Most of the children we passed in Zambia were thrilled just to watch our loaded car and trailer pass, waving hello and hoping for a wave back. Sometimes, when we stopped, they would throng to the car and ask for “sweeties,” which seemed like the only English they knew. And not because they’re hungry, but because they have learned that many tourists carry palate-pleasing snacks they might hand out. Sadly, too many villages we passed were overflowing with young children. Instead of sweets, we carried small packets of trail mix or peanuts that we could offer when we encountered a small group of kids.
On one Sunday, we stopped to check the car. The three boys in the photo appeared. They knew only a few words beyond their tribal language, but did help us find the right road to South Luangwa national park and, in addition, explained that the gospel music we heard was singing from the nearby church. They are clutching the trail mix we gave them in thanks.
In Zambia, as in other southern African countries, minivans are the principal transportation option, whether out near the villages of the countryside or in the heart of towns – typically stuffed completely with a dozen or more passengers. We’ve been in some and they’re not very pleasant, though they get the job done. Workers often must ride on work trucks instead, like these men we passed on a Zambian highway – along with their household items, bags of charcoal for cooking, spare tires, and in this case a solar panel for electric power back home.
This is one of the buildings we saw at the palace of Chief Chitambo, tribal leader for some 50 thousand villagers near Kasanka reserve. We found the Chief’s palace at the end of a modest dirt road that had been turned into a wider dirt road by Chinese engineering and money for the purpose of transporting mined resources. Outside the low walls sat this courtroom where tribal rules and customs were regularly enforced. A large Welcome sign on the walls implied a casual walkabout within was OK, though no one else was around. So we continued a short distance past the sign onto the grounds and found, behind a grove of trees, a set of low lying white buildings that looked more like colonial-style haciendas than a palace.
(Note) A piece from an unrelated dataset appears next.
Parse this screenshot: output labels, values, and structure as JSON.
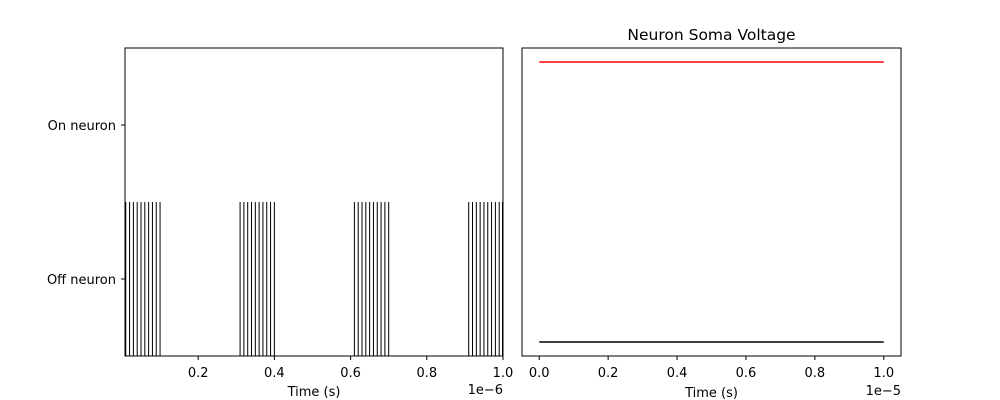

A groundskeeper, trying to steer us toward a welcome hut, said he was going to tell the Chief himself to come out and greet us. Completely surprised, we demurred, saying we didn’t want to disturb the Chief. But we were really more concerned because we had hardly expected an audience, and so had not brought any kind of customary tribute for him. A formal ceremony of any sort also promised to be a long one, and that would make us too late at our next stop. Yet we regretted our lack of preparation, for the powerful Chief would surely have been an interesting person to meet.